Степан обеими руками, но как-то нехотя протянул инструмент Павлику. Со странным и непонятным волнением следила я за движениями скрипача и, помню, отчетливо уловила, что, передавая скрипку, Степан на миг задержал ее в руках. Видно, Павлик ощутил это краткое инстинктивное сопротивление и удивленно глянул на скрипача. Тот тотчас разжал пальцы… Потом сунул струны в карман и пошел вон своей развинченной походочкой. Нерешительно потоптавшись у порога, обернулся и почти небрежно бросил:

– Послушай, старик, а ты ее случаем не продашь?

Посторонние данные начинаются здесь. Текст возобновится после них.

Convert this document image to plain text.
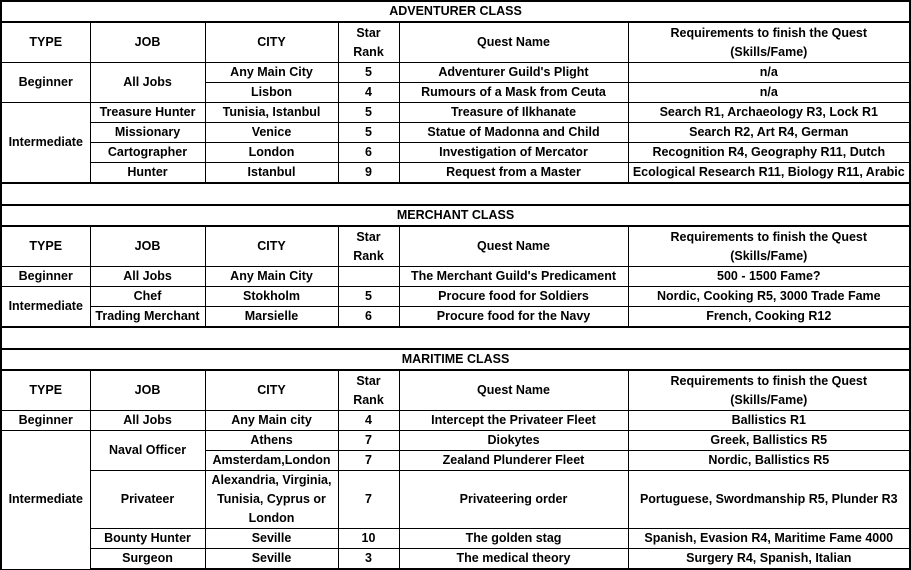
ADVENTURER CLASS					
TYPE	JOB	CITY	Star Rank	Quest Name	Requirements to finish the Quest
(Skills/Fame)
Beginner	All Jobs	Any Main City	5	Adventurer Guild's Plight	n/a
		Lisbon	4	Rumours of a Mask from Ceuta	n/a
Intermediate	Treasure Hunter	Tunisia, Istanbul	5	Treasure of Ilkhanate	Search R1, Archaeology R3, Lock R1
	Missionary	Venice	5	Statue of Madonna and Child	Search R2, Art R4, German
	Cartographer	London	6	Investigation of Mercator	Recognition R4, Geography R11, Dutch
	Hunter	Istanbul	9	Request from a Master	Ecological Research R11, Biology R11, Arabic

MERCHANT CLASS					
TYPE	JOB	CITY	Star Rank	Quest Name	Requirements to finish the Quest
(Skills/Fame)
Beginner	All Jobs	Any Main City		The Merchant Guild's Predicament	500 - 1500 Fame?
Intermediate	Chef	Stokholm	5	Procure food for Soldiers	Nordic, Cooking R5, 3000 Trade Fame
	Trading Merchant	Marsielle	6	Procure food for the Navy	French, Cooking R12

MARITIME CLASS					
TYPE	JOB	CITY	Star Rank	Quest Name	Requirements to finish the Quest
(Skills/Fame)
Beginner	All Jobs	Any Main city	4	Intercept the Privateer Fleet	Ballistics R1
Intermediate	Naval Officer	Athens	7	Diokytes	Greek, Ballistics R5
		Amsterdam,London	7	Zealand Plunderer Fleet	Nordic, Ballistics R5
	Privateer	Alexandria, Virginia, Tunisia, Cyprus or London	7	Privateering order	Portuguese, Swordmanship R5, Plunder R3
	Bounty Hunter	Seville	10	The golden stag	Spanish, Evasion R4, Maritime Fame 4000
	Surgeon	Seville	3	The medical theory	Surgery R4, Spanish, Italian
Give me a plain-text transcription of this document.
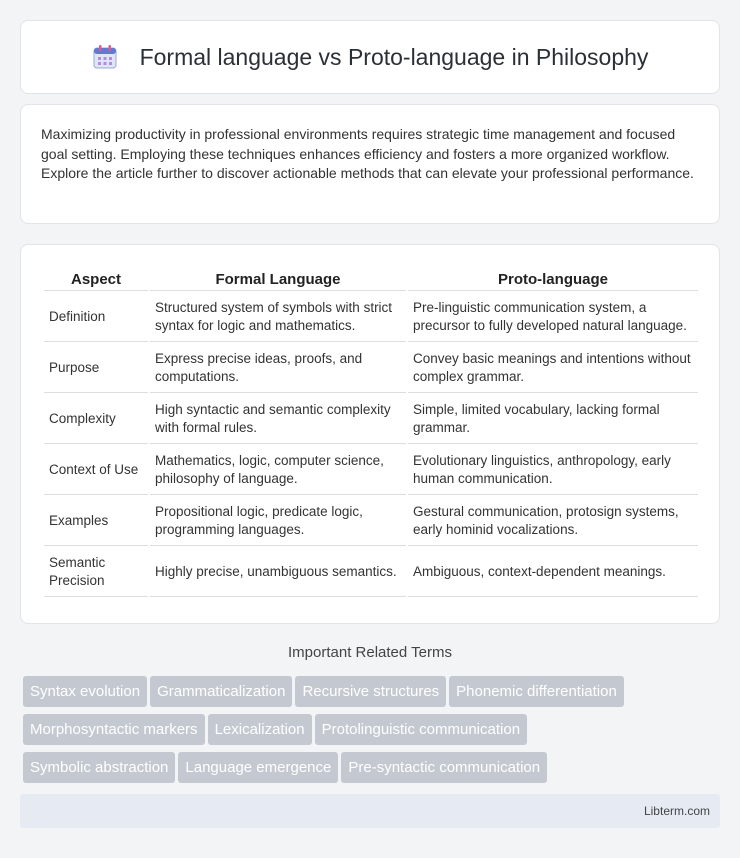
Formal language vs Proto-language in Philosophy

Maximizing productivity in professional environments requires strategic time management and focused goal setting. Employing these techniques enhances efficiency and fosters a more organized workflow. Explore the article further to discover actionable methods that can elevate your professional performance.

Aspect	Formal Language	Proto-language
Definition	Structured system of symbols with strict syntax for logic and mathematics.	Pre-linguistic communication system, a precursor to fully developed natural language.
Purpose	Express precise ideas, proofs, and computations.	Convey basic meanings and intentions without complex grammar.
Complexity	High syntactic and semantic complexity with formal rules.	Simple, limited vocabulary, lacking formal grammar.
Context of Use	Mathematics, logic, computer science, philosophy of language.	Evolutionary linguistics, anthropology, early human communication.
Examples	Propositional logic, predicate logic, programming languages.	Gestural communication, protosign systems, early hominid vocalizations.
Semantic Precision	Highly precise, unambiguous semantics.	Ambiguous, context-dependent meanings.
Important Related Terms
Syntax evolution Grammaticalization Recursive structures Phonemic differentiation
Morphosyntactic markers Lexicalization Protolinguistic communication
Symbolic abstraction Language emergence Pre-syntactic communication
Libterm.com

Павлик положил скрипку на стол рядом с открытым футляром и, подойдя к Степану, потрогал тыльной стороной ладони его лоб:

– У тебя, часом, не температурка? С какой радости мне продавать скрипку? Это ж память об отце.

– Так тебе ж она не нужна. Я бы прилично заплатил…

– Иди, иди, старче, с миром. Опоздаешь на пир искусства… на левый пир.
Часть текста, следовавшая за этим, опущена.